Какая досада, что Джулия не повстречалась с Джексоном Броуди, когда на ней были очки и маска, тогда он не нашел бы ее такой уж привлекательной. А он нашел ее привлекательной, в этом не было сомнений. С другой стороны, есть мужчины, которым нравится все такое маски, путы и бог знает еще что. (Латекс! Ужас.)

— Ой, ты такая ханжа, Милли. Вам с Генри нужно попробовать что-нибудь повеселей. Добавить перцу в отношения. Ты так долго не могла найти себе парня, обидно будет потерять его из-за того, что тебе дается только миссионерская позиция.

Амелия намазала тосты маслом и положила на тарелки. Джулия выложила сверху фасоль. Амелии нравилось заниматься домашним хозяйством, пусть и нехитрым, вместе с Джулией. Она жила отдельно со второго курса — долго, вот уже двадцать с лишним лет. Она не стремилась жить в одиночестве, просто никто не хотел жить с ней. Нельзя привыкать к Джулии. Нельзя привыкать просыпаться в доме, где кто-то знает ее — вдоль и поперек.

— Наручники, — мечтательно продолжала Джулия, словно обсуждая модные в новом сезоне аксессуары, — и что-нибудь кожаное или плетка.

— Генри не лошадь, — раздраженно бросила Амелия.
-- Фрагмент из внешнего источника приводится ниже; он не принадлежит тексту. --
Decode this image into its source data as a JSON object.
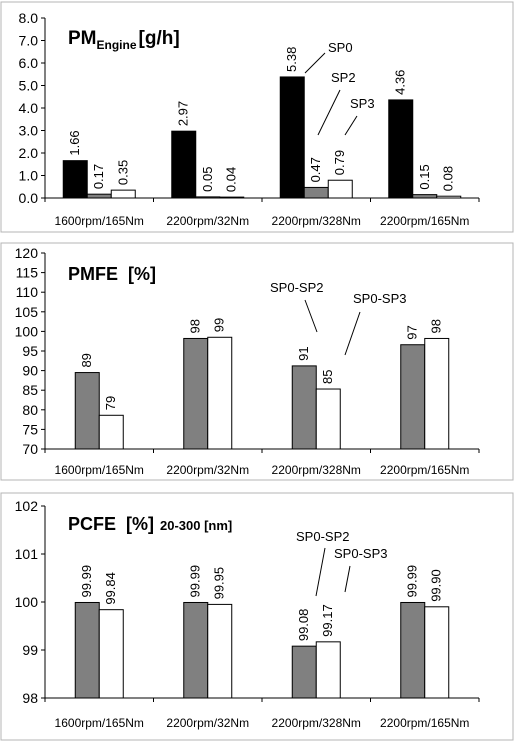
{
  "chart_data": [
    {
      "type": "bar",
      "title_main": "PM",
      "title_sub": "Engine",
      "title_unit": "[g/h]",
      "categories": [
        "1600rpm/165Nm",
        "2200rpm/32Nm",
        "2200rpm/328Nm",
        "2200rpm/165Nm"
      ],
      "series": [
        {
          "name": "SP0",
          "values": [
            1.66,
            2.97,
            5.38,
            4.36
          ],
          "labels": [
            "1.66",
            "2.97",
            "5.38",
            "4.36"
          ],
          "color": "#000000"
        },
        {
          "name": "SP2",
          "values": [
            0.17,
            0.05,
            0.47,
            0.15
          ],
          "labels": [
            "0.17",
            "0.05",
            "0.47",
            "0.15"
          ],
          "color": "#808080"
        },
        {
          "name": "SP3",
          "values": [
            0.35,
            0.04,
            0.79,
            0.08
          ],
          "labels": [
            "0.35",
            "0.04",
            "0.79",
            "0.08"
          ],
          "color": "#ffffff"
        }
      ],
      "yticks": [
        "0.0",
        "1.0",
        "2.0",
        "3.0",
        "4.0",
        "5.0",
        "6.0",
        "7.0",
        "8.0"
      ],
      "ylim": [
        0,
        8
      ],
      "grid": false
    },
    {
      "type": "bar",
      "title": "PMFE  [%]",
      "categories": [
        "1600rpm/165Nm",
        "2200rpm/32Nm",
        "2200rpm/328Nm",
        "2200rpm/165Nm"
      ],
      "series": [
        {
          "name": "SP0-SP2",
          "values": [
            89.5,
            98.2,
            91.2,
            96.6
          ],
          "labels": [
            "89",
            "98",
            "91",
            "97"
          ],
          "color": "#808080"
        },
        {
          "name": "SP0-SP3",
          "values": [
            78.6,
            98.5,
            85.3,
            98.2
          ],
          "labels": [
            "79",
            "99",
            "85",
            "98"
          ],
          "color": "#ffffff"
        }
      ],
      "yticks": [
        "70",
        "75",
        "80",
        "85",
        "90",
        "95",
        "100",
        "105",
        "110",
        "115",
        "120"
      ],
      "ylim": [
        70,
        120
      ],
      "grid": false
    },
    {
      "type": "bar",
      "title": "PCFE  [%]",
      "title_note": "20-300 [nm]",
      "categories": [
        "1600rpm/165Nm",
        "2200rpm/32Nm",
        "2200rpm/328Nm",
        "2200rpm/165Nm"
      ],
      "series": [
        {
          "name": "SP0-SP2",
          "values": [
            99.99,
            99.99,
            99.08,
            99.99
          ],
          "labels": [
            "99.99",
            "99.99",
            "99.08",
            "99.99"
          ],
          "color": "#808080"
        },
        {
          "name": "SP0-SP3",
          "values": [
            99.84,
            99.95,
            99.17,
            99.9
          ],
          "labels": [
            "99.84",
            "99.95",
            "99.17",
            "99.90"
          ],
          "color": "#ffffff"
        }
      ],
      "yticks": [
        "98",
        "99",
        "100",
        "101",
        "102"
      ],
      "ylim": [
        98,
        102
      ],
      "grid": false
    }
  ]
}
Интересно, аксессуары до сих пор подбирают по сезону? Во времена их матери так и было. Летом Розмари носила белые туфли с белой сумочкой. И соломенную шляпку. Зимой — замшевые сапоги на молнии и — или она уже придумывает? — шотландскую шерстяную шапочку с помпоном. Жаль, что она не обращала особого внимания на Розмари, пока та была жива.

— Простой, скромный бондаж — в этом нет ничего плохого, — заявила Джулия. — Думаю, Генри понравится. Мужчины любят пошалить. — Последнее слово она произнесла с особым смаком.

Однажды Амелия, совершенно ненамеренно, зашла вместе с Джулией в секс-шоп в Сохо. Магазин был дорогой, товары только для женщин, символ триумфа феминизма, о да, но на самом деле просто склад порнографической дряни. Амелия последовала за Джулией, рассчитывая, что там продаются средства для ванны, и была шокирована, когда та взяла в руки какую-то штуковину, похожую на розовый конский хвост, и восхищенно объявила: «Ой, ты только посмотри, затычка для попы. Какая прелесть!» Порой Амелия думала, что женщинам жилось бы куда лучше, занимайся они штопкой, шитьем и выпечкой хлеба. Не то чтобы она сама умела что-нибудь из этого.

— Аксессуары до сих пор подбирают по сезону?

— Да, конечно, — уверенно подтвердила Джулия, а потом добавила с сомнением: — Разве нет? Знаешь, Милли, тебе очень повезло, что у тебя есть постоянный парень.